Market observers point out that investors are rotating from high-valued technology stocks into healthcare stocks, which generally have lower price-to-earnings ratios. At the same time, high inflation and geopolitical uncertainties are driving some capital to seek refuge in defensive sectors. Like other defensive sectors, healthcare tends to perform more steadily during economic fluctuations.
From a demographic perspective, the global trend of population aging is driving increased demand for pharmaceuticals, medical devices, services, and health insurance. This long-term positive factor provides a solid foundation for the entire healthcare sector.
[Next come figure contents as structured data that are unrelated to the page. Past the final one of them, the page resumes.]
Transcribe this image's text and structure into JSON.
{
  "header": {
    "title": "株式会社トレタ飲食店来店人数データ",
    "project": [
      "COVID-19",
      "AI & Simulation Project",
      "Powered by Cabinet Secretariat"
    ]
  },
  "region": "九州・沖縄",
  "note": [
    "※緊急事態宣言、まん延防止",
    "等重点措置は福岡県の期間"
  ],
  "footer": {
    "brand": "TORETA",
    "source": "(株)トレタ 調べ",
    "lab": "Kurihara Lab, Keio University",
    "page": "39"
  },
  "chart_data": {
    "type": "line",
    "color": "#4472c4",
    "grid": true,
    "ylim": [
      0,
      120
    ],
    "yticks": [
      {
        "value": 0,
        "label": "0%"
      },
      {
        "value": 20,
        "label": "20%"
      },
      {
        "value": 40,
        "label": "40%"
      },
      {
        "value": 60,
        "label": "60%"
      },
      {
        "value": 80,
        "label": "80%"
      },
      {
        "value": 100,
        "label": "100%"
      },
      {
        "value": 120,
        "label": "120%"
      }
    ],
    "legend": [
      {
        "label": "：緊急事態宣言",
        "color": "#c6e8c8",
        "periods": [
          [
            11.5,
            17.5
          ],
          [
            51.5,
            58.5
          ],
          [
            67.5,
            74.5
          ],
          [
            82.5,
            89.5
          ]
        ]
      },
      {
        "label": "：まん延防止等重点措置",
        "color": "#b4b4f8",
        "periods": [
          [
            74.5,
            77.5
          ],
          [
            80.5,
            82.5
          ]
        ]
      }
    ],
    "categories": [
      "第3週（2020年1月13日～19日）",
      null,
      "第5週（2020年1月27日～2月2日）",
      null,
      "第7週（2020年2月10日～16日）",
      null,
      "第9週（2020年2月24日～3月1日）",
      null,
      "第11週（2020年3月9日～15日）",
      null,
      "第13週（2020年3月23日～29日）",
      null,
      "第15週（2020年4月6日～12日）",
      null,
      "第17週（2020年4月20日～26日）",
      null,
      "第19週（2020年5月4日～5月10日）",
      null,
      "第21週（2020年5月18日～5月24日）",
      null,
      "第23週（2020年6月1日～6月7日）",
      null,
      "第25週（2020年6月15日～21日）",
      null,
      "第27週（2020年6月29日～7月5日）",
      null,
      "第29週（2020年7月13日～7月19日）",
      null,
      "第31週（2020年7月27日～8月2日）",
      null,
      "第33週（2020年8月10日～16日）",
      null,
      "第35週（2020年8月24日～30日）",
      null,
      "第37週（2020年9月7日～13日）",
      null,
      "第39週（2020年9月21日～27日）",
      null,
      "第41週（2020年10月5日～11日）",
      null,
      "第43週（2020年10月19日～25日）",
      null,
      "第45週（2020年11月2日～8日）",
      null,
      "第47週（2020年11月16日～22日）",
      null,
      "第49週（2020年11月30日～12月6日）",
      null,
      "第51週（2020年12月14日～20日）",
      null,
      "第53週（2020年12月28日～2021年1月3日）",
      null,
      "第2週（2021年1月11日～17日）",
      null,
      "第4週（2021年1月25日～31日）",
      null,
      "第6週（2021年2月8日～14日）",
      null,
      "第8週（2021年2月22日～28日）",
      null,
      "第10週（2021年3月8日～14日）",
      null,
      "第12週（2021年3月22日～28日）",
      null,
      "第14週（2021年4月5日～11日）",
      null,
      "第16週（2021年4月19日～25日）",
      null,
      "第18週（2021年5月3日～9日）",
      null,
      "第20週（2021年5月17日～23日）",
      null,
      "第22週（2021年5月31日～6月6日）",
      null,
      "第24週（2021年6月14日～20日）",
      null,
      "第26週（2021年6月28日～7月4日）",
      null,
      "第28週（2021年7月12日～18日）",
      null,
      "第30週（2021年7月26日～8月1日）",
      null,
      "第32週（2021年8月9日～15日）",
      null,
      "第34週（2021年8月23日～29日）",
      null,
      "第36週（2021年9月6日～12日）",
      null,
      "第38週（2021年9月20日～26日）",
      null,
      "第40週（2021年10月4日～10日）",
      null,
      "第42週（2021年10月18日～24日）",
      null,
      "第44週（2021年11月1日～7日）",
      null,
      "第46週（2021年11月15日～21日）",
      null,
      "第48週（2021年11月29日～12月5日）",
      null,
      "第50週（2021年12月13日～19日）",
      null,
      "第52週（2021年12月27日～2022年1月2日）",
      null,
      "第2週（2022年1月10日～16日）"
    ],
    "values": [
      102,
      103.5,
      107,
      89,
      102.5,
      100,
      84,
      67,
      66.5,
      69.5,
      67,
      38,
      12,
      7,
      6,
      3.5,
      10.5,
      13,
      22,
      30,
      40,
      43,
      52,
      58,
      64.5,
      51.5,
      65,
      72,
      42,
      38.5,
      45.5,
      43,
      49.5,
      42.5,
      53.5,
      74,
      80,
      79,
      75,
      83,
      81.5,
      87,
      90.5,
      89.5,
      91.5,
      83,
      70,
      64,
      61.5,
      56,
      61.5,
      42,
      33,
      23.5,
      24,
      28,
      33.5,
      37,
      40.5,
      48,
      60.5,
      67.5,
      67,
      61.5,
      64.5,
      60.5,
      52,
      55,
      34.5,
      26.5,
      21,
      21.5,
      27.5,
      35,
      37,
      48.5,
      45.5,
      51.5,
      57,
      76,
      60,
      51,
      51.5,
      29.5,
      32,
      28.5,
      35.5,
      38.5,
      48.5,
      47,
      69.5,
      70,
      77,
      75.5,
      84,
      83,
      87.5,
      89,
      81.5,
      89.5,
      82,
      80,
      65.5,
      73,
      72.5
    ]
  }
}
Of course, competition within the healthcare industry is also intense; for example, multiple companies are developing new GLP-1 drugs to challenge Eli Lilly’s market position. Therefore, investing through ETFs has become an option for diversifying risk. XLV holds more than 60 stocks, with its top holdings including Eli Lilly (15.4% weighting), Johnson & Johnson (JNJ) (10.4%), AbbVie (ABBV) (approximately 7%), and UnitedHealth Group (approximately 6.5%).
Summary: The healthcare sector has recently shown strong performance, driven primarily by innovation breakthroughs from pharmaceutical companies, policy tailwinds, capital rotation, and long-term trends such as population aging. As an ETF covering the entire industry, XLV provides investors with a tool for diversified exposure to the sector. Given continued innovation and steady demand growth, the healthcare sector deserves long-term attention.